Andai tidak ada aturan itu. Pasti saat ini Zelin tidak sedang bertengkar dengan Ziko. Lalu tadi, Zelin dan Yhosan juga sudah menyetujui aturan tersebut. Sehingga yang mereka bisa lakukan sekarang hanyalah merayu dan membujuk Ziko untuk mau mengenal seorang wanita terlebih dahulu.
Zelin Dan Yhosan paham bahwa ini bukanlah sebuah hal yang muda. Dan mereka juga sudah setuju untuk melakukan semua ini.
"Tapi, Abang benar-benar tidak ingin menikah, Zelin!" kata Arya penuh penegasan.
"Hanya karena wanita merepotkan dan selalu menghabiskan uang?" tanya Zelin memastikan.
Ziko diam.

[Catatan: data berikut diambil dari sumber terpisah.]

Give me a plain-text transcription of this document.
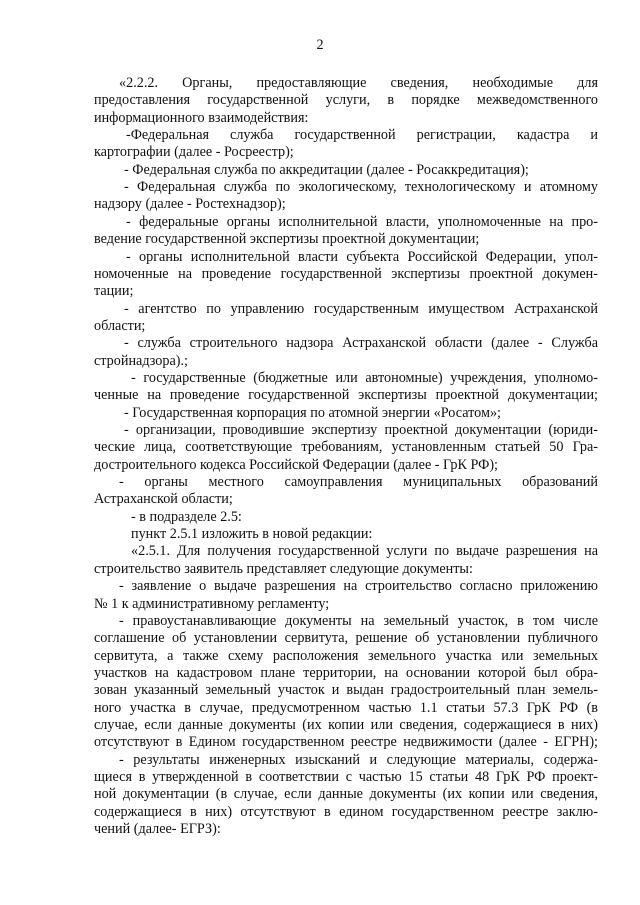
2
«2.2.2. Органы, предоставляющие сведения, необходимые для
предоставления государственной услуги, в порядке межведомственного
информационного взаимодействия:
-Федеральная служба государственной регистрации, кадастра и
картографии (далее - Росреестр);
- Федеральная служба по аккредитации (далее - Росаккредитация);
- Федеральная служба по экологическому, технологическому и атомному
надзору (далее - Ростехнадзор);
- федеральные органы исполнительной власти, уполномоченные на про-
ведение государственной экспертизы проектной документации;
- органы исполнительной власти субъекта Российской Федерации, упол-
номоченные на проведение государственной экспертизы проектной докумен-
тации;
- агентство по управлению государственным имуществом Астраханской
области;
- служба строительного надзора Астраханской области (далее - Служба
стройнадзора).;
- государственные (бюджетные или автономные) учреждения, уполномо-
ченные на проведение государственной экспертизы проектной документации;
- Государственная корпорация по атомной энергии «Росатом»;
- организации, проводившие экспертизу проектной документации (юриди-
ческие лица, соответствующие требованиям, установленным статьей 50 Гра-
достроительного кодекса Российской Федерации (далее - ГрК РФ);
- органы местного самоуправления муниципальных образований
Астраханской области;
- в подразделе 2.5:
пункт 2.5.1 изложить в новой редакции:
«2.5.1. Для получения государственной услуги по выдаче разрешения на
строительство заявитель представляет следующие документы:
- заявление о выдаче разрешения на строительство согласно приложению
№ 1 к административному регламенту;
- правоустанавливающие документы на земельный участок, в том числе
соглашение об установлении сервитута, решение об установлении публичного
сервитута, а также схему расположения земельного участка или земельных
участков на кадастровом плане территории, на основании которой был обра-
зован указанный земельный участок и выдан градостроительный план земель-
ного участка в случае, предусмотренном частью 1.1 статьи 57.3 ГрК РФ (в
случае, если данные документы (их копии или сведения, содержащиеся в них)
отсутствуют в Едином государственном реестре недвижимости (далее - ЕГРН);
- результаты инженерных изысканий и следующие материалы, содержа-
щиеся в утвержденной в соответствии с частью 15 статьи 48 ГрК РФ проект-
ной документации (в случае, если данные документы (их копии или сведения,
содержащиеся в них) отсутствуют в едином государственном реестре заклю-
чений (далее- ЕГРЗ):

Dia sama sekali tidak mampu menjawab. Sebab yang dikatakan Zelin bukanlah alasan utama. Ada seorang wanita yang telah mengisi hatinya.
Namun, perbedaan kasta membuat Ziko berfikir. Keluarganya tak mungkin mau menerima wanita itu dan nanti bukan hanya dirinya yang tersakiti tapi wanita yang dia cintai juga akan tersakiti.
"Kenapa Abang diam?" tanya Zelin.
Wanita ini memang tidak akan pernah tenang sebelum mendapatkan yang dia mau. Tanpa henti bertanya dan mencari informasi sampai hatinya bisa menerima.
"Pulanglah dan kita selesaikan semua ini di rumah," kata Ziko sekali lagi dengan harapan Zelin mau pulang kali ini.
Melihat kondisi yang sudah tidak kondusif dan raut wajah Ziko tidak bisa dikondisikan lagi. Daripada terjadi perang keluarga lebih baik Zelin pulang saja.
"Huum, baiklah." Zelin berkata dengan tidak semangat.
Namun, bukan Zelin Wiraguna namanya kalau dia tidak memiliki seribu satu cara. Meskipun saat ini dia mengalah, tapi ada sebuah cara yang akan dia lakukan setalah ini.
Pasangan kekasih itu akhirnya pulang. Meski belum mendapatkan keputusan, tapi mereka berdua tidak akan menyerah. Masih ada nanti malam dan seribu cara lainnya.
"Dasar bujang lapuk! Bisa-bisanya dia berpikir untuk tidak menikah. Apa tak ingin merasakan kenikmatan duniawi?" gerutu Zelin sambil membuka kasar pintu mobil milik Yhosan.
Sepanjang jalan dari ruangan Ziko menuju parkiran, Zelin selalu saja menggerutu tidak jelas. Sampai membuat Yhosan menarik nafas berkali-kali agar emosinya juga tidak ikut terpancing.
Feeling Yhosan sebelum datang ketempat ini ternyata benar. Ziko memang sulit diajak berbicara apalagi bekerjasama mengenai wanita. Padahal ini bukan untuk kepentingan pribadi, tapi juga masa depan dan generasi penerus keluarga mereka.
Yhosan sekali lagi mencoba untuk mengatur nafasnya. Disaat seperti ini, dia tak boleh ikut larut dalam emosi. Meski dia sendiri bingung bagaimana cara untuk menjelaskan pada orang tuanya mengenai pengunduran pernikahannya dan Zelin.
Saat Yhosan mengatakan kalau dirinya sudah melamar Zelin membuat orang tuanya sangat bahagia dan menginginkan hari pernikahan mereka dilaksanakan secepatnya. Namun, ternyata ada halangan besar yang menimpa mereka.
"Sayang, kamu laki-laki bukan?" tanya Zelin saat mereka berdua sudah berada didalam mobil.
Sontak saja pertanyaan itu membuat Yhosan membulatkan matanya sempurna. Dia sungguh tidak percaya dengan apa yang dipertahankannya kekasihnya itu.
"Memangnya selama ini, aku wanita?" Yhosan balik bertanya.
Zelin menatap Yhosan dengan tatapan mata menyelidik. Kalau dilihat dari atas sampai bawah, kekasihnya ini adalah seorang pria sejati.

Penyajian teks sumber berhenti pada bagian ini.